Temuan tersebut tertuang dalam Iktisar Hasil Pemeriksaan Daerah (IHPD) Badan Pemeriksa Keuangan) BPK RI Perwakilan NTT tertanggal 17 Mei 2021. Dalam IHPD-nya BPK RI membeberkan bahwa beras JPS Covid-19 yang diadakan dan dibagikan PT. Flobamor tidak sesuai dengan spesifikasi (Spek, red) atau kualitas beras yang tertera dalam kontrak.
“Jumlah pengadaan beras tahap 1 dan 2 adalah sebanyak 5.390.040 kg (4.651.440 kg + 738.600 kg), sehingga apabila beras yang didistribusikan tidak memenuhi kualitas premium maka terdapat potensi selisih harga beras premium dan medium pengadaan beras JPS senilai Rp.18.056.634.000,00 (Rp.3.350 × 5.390.040 kg),” tulis BPK RI.
Menurut BPK, berdasarkan ketentuan tentang harga eceran tertinggi (HET) beras di Provinsi NTT bulan November 2020 diketahui bahwa HET beras premium senilai Rp.13.300,00/kg.

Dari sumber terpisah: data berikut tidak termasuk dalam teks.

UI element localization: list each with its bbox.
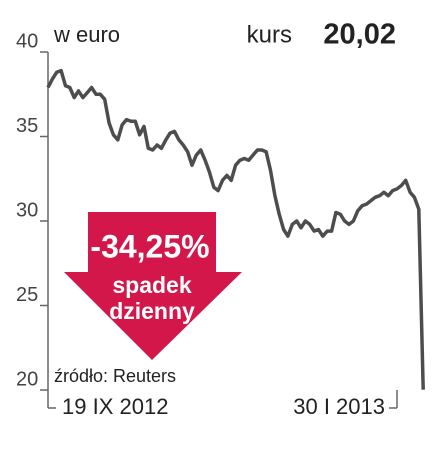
y-tick-label: 30 [16,199,38,221]
last-value-label: 20,02 [323,19,396,51]
value-caption: kurs [247,21,292,48]
x-tick-label: 30 I 2013 [293,394,385,419]
y-tick-label: 35 [16,115,38,137]
y-tick-label: 25 [16,284,38,306]
price-line [46,68,425,390]
y-tick-label: 20 [16,368,38,390]
x-tick-label: 19 IX 2012 [62,394,168,419]
source: źródło: Reuters [54,366,176,386]
annotation-arrow: -34,25% spadek dzienny [64,212,242,360]
annotation-text: dzienny [109,298,195,324]
y-tick-label: 40 [16,30,38,52]
annotation-text: -34,25% [90,228,209,264]
annotation-text: spadek [112,272,191,298]
arrow-shape [64,212,242,360]
y-axis-label: w euro [53,22,120,47]
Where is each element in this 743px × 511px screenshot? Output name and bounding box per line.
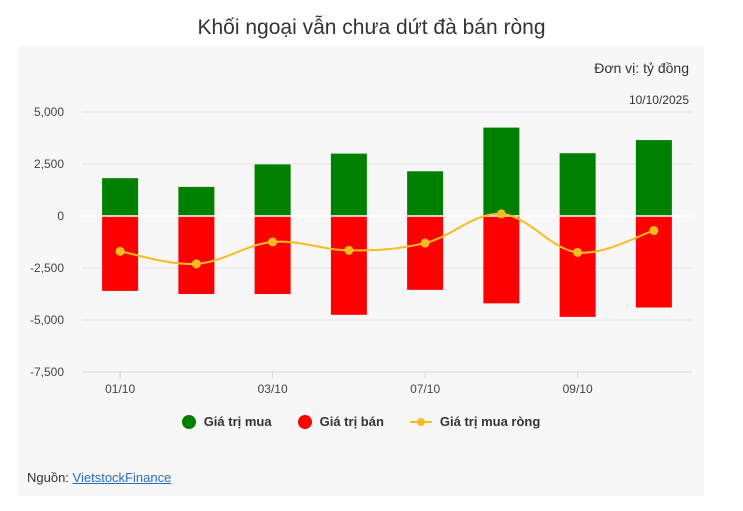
net-point <box>496 209 506 219</box>
x-tick-label: 09/10 <box>563 382 593 396</box>
legend-item-buy[interactable]: Giá trị mua <box>181 414 272 429</box>
bar-sell <box>407 216 444 290</box>
source-prefix: Nguồn: <box>27 470 73 485</box>
net-point <box>420 238 430 248</box>
bar-layer <box>102 127 672 317</box>
x-tick-label: 07/10 <box>410 382 440 396</box>
legend-item-net[interactable]: Giá trị mua ròng <box>409 414 541 429</box>
legend-buy-label: Giá trị mua <box>203 414 272 429</box>
net-point <box>191 259 201 269</box>
legend: Giá trị mua Giá trị bán Giá trị mua ròng <box>18 414 704 429</box>
bar-sell <box>559 216 596 317</box>
bar-buy <box>483 127 520 216</box>
net-point <box>115 246 125 256</box>
bar-sell <box>178 216 215 294</box>
x-tick-label: 01/10 <box>105 382 135 396</box>
legend-sell-marker <box>297 414 312 429</box>
legend-net-label: Giá trị mua ròng <box>439 414 541 429</box>
bar-buy <box>635 140 672 216</box>
y-tick-label: -2,500 <box>30 261 64 275</box>
chart-svg: 5,000 2,500 0 -2,500 -5,000 -7,500 01/10 03/10 0… <box>30 105 692 396</box>
y-tick-label: 0 <box>57 209 64 223</box>
unit-label: Đơn vị: tỷ đồng <box>594 60 689 76</box>
bar-sell <box>254 216 291 294</box>
net-point <box>344 245 354 255</box>
bar-buy <box>559 153 596 216</box>
net-point <box>573 247 583 257</box>
source-note: Nguồn: VietstockFinance <box>27 470 171 485</box>
y-tick-label: 2,500 <box>34 157 64 171</box>
date-label: 10/10/2025 <box>628 93 689 107</box>
bar-buy <box>254 164 291 216</box>
bar-sell <box>330 216 367 315</box>
net-point <box>268 237 278 247</box>
axis-layer: 5,000 2,500 0 -2,500 -5,000 -7,500 01/10 03/10 0… <box>30 105 692 396</box>
grid-layer <box>82 111 692 373</box>
y-tick-label: -5,000 <box>30 313 64 327</box>
line-layer <box>115 209 659 269</box>
legend-sell-label: Giá trị bán <box>319 414 384 429</box>
bar-buy <box>407 171 444 216</box>
y-tick-label: 5,000 <box>34 105 64 119</box>
legend-buy-marker <box>181 414 196 429</box>
bar-buy <box>178 186 215 216</box>
chart-title: Khối ngoại vẫn chưa dứt đà bán ròng <box>197 16 546 39</box>
source-link[interactable]: VietstockFinance <box>72 470 172 485</box>
legend-net-marker <box>409 415 432 429</box>
legend-item-sell[interactable]: Giá trị bán <box>297 414 384 429</box>
y-tick-label: -7,500 <box>30 365 64 379</box>
bar-buy <box>102 178 139 216</box>
bar-buy <box>330 153 367 216</box>
bar-sell <box>483 216 520 304</box>
chart-panel: Đơn vị: tỷ đồng 10/10/2025 5,000 2,500 0 -2… <box>18 46 704 496</box>
x-tick-label: 03/10 <box>258 382 288 396</box>
net-point <box>649 226 659 236</box>
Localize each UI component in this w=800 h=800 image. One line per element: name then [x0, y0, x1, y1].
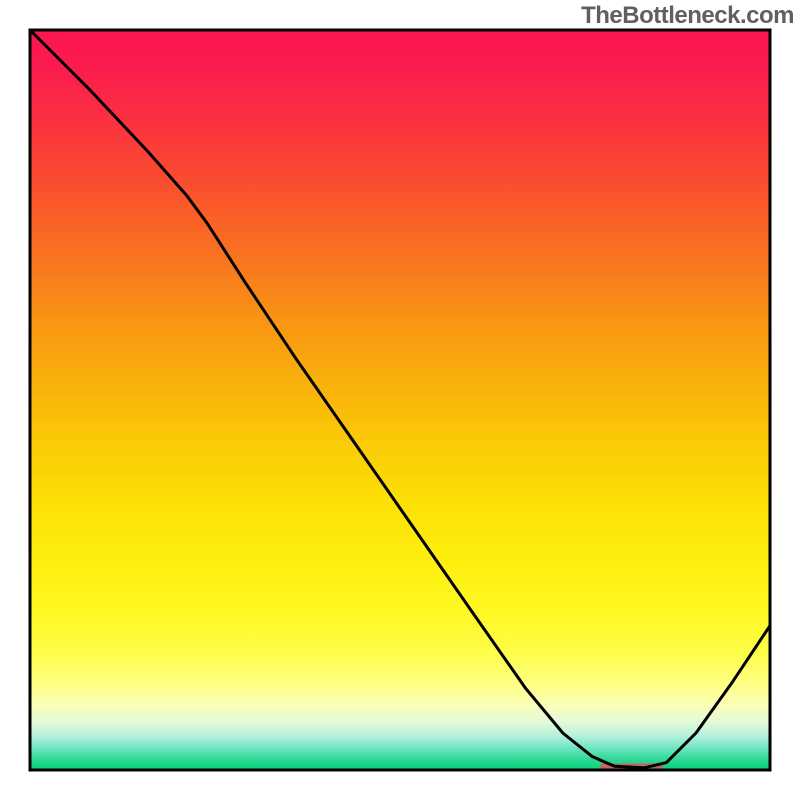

Sedangkan HET beras medium (setingkat di bawah beras premium) adalah senilai Rp. 9.950/kg, sehingga terdapat selisih harga minimal senilai Rp.3.350,00/kg.
BPK RI dalam LHP-nya mengungkapkan, PPK tidak melakukan pemeriksaan pekerjaan dan pengujian kualitas barang. Padahal sesuai ketentuan yang diatur dalam Surat Pesanan/SPK, PPK melaksanakan pemeriksaan terhadap kesesuain volume, waktu, kondisi dan fungsi dan hal lainnya.
“Berdasarkan wawancara dengan PPK, diketahui bahwa PPK tidak melakukan pemeriksaan pekerjaan selama proses pengadaan dan tahap akhir pekerjaan. Tim distribusi beras yang bertugas memeriksa kondisi beras yang disediakan oleh pihak ke tiga dari aspek kualitas dan kuantitas juga tidak melakukan tugasnya,” tulis BPK RI.
Selain itu, lanjut BPK RI, menurut keterangan dari direktur PT. Flobamora selaku penyedia tidak melakukan pemeriksaan kualitas beras yang disalurkan kepada KPM 22 kab/kota. “Baik yang digunakan di gudang penyalur maupun di titik distribusi selama tahapan pengadaan sebagaimana diatur dalam kontrak (SPK) dan Peraturan Gubernur NTT Nomor 56 tahun 2020 tanggal 17 September 2020 tentang petunjuk teknis pemberian JPS dampak COVID 19 di Provinsi NTT,” ungkap BPK RI.
Menurut BPK, pihaknya juga tidak dapat melakukan pengujian atas kualitas beras yang telah didistribusikan kepada KPM untuk memastikan apakah telah sesuai dengan spesifikasi kontrak. Hal tersebut karena adanya keterbatasan kewenangan dan kompetensi BPK, serta kendal teknis di lapangan.
Sementara itu, investigasi Tim Media ini terhadap puluhan Keluarga Penerima Manfaat (KPM) beras Covid-19 di Kota Kupang, mengungkapkan bahwa beras yang diterima adalah beras Bulog. “Beras yang kami terima itu karungnya kuning ada tulisan Pemprov NTT. Tapi isinya beras Bulog. Berasnya bersih tapi tidak enak,” ujar Ba’i, warga Kelurahan Sikumana.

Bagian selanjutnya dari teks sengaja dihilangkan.